Reporting from the Great American Beer Festival in Denver, Kopp got another overwhelming taste for what was possible. Craft beer was still so alien in Germany that she couldn't even buy a book about it.

"A beer country with no books," Kopp said incredulously. "Sometimes it was frustrating in those early days. One couldn't be sure that German brewers would ever become innovative and create interesting, flavor-forward beers. We had good classics in Germany, but the spark of innovation was still missing."

The landscape has come a long way since those days. The purity law has been loosened up, and in Berlin especially you can find a lot of microbreweries and bars importing craft beer. But according to Kopp, "the Reinheitsgebot is still hampering our brewing culture from evolving." She points to a brewery called Camba Bavaria, whose milk stout was recently banned by authorities for violating the law by using lactose.

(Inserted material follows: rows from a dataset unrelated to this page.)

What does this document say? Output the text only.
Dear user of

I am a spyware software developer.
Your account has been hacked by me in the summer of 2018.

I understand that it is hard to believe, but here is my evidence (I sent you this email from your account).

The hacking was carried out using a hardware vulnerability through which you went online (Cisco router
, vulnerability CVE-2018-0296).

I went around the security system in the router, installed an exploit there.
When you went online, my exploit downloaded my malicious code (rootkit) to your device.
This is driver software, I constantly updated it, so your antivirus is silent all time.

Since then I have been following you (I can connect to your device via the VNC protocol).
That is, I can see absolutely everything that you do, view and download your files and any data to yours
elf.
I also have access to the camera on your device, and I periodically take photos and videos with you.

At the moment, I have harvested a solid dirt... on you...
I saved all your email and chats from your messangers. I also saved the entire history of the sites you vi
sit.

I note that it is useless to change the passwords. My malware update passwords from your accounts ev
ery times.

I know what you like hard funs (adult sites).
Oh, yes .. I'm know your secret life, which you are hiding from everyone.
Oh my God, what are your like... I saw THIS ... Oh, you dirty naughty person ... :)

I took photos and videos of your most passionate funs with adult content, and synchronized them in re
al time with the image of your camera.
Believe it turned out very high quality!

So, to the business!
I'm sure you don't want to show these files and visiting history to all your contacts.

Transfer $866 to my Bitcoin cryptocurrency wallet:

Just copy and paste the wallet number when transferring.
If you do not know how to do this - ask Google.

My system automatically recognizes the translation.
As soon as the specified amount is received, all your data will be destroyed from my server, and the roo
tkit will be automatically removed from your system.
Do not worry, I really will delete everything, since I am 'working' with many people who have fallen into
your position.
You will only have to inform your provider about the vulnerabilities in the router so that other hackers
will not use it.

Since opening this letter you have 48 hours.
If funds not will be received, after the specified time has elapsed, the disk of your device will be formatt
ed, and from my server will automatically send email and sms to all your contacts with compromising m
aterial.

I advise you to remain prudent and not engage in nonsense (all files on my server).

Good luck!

"The tax administration regards this as beer and collects taxes on it," said Kopp. "At the same time, the brewery is not allowed to distribute it. Yet, we can buy and drink imported Left Hand Milk Stout from Colorado. There are all kinds of these paradoxes going on."

Sylvia Kopp in Berlin. Photo by the author.

That's why in 2013 Kopp co-founded Berlin Beer Academy, a school that holds classes on sensory evaluation for consumers and professionals. By holding tastings, seminars and other events she's hoping to shift the local taste by giving people a chance taste from a wide range of everything from German pilsners to craft beer from America.

Kopp also recently published her first book, Barley & Hops: The Craft Beer Book, in both English and German. She continues to be a jury member at various international competitions and travels for her writing. The last time I heard from her was from the Stockholm Beer & Whiskey Festival, where her latest and greatest discovery was Gigantic Pipe Wrench, an IPA from Portland with a "delicious fusion of gin's spiciness and hoppy aromas."

"I always enjoy a good pilsner, a delicious one with great hop aroma and elegance," she said. "But I love diversity. For me, my favorite beer is always the next great brew that's able to surprise me with its quality and flavor."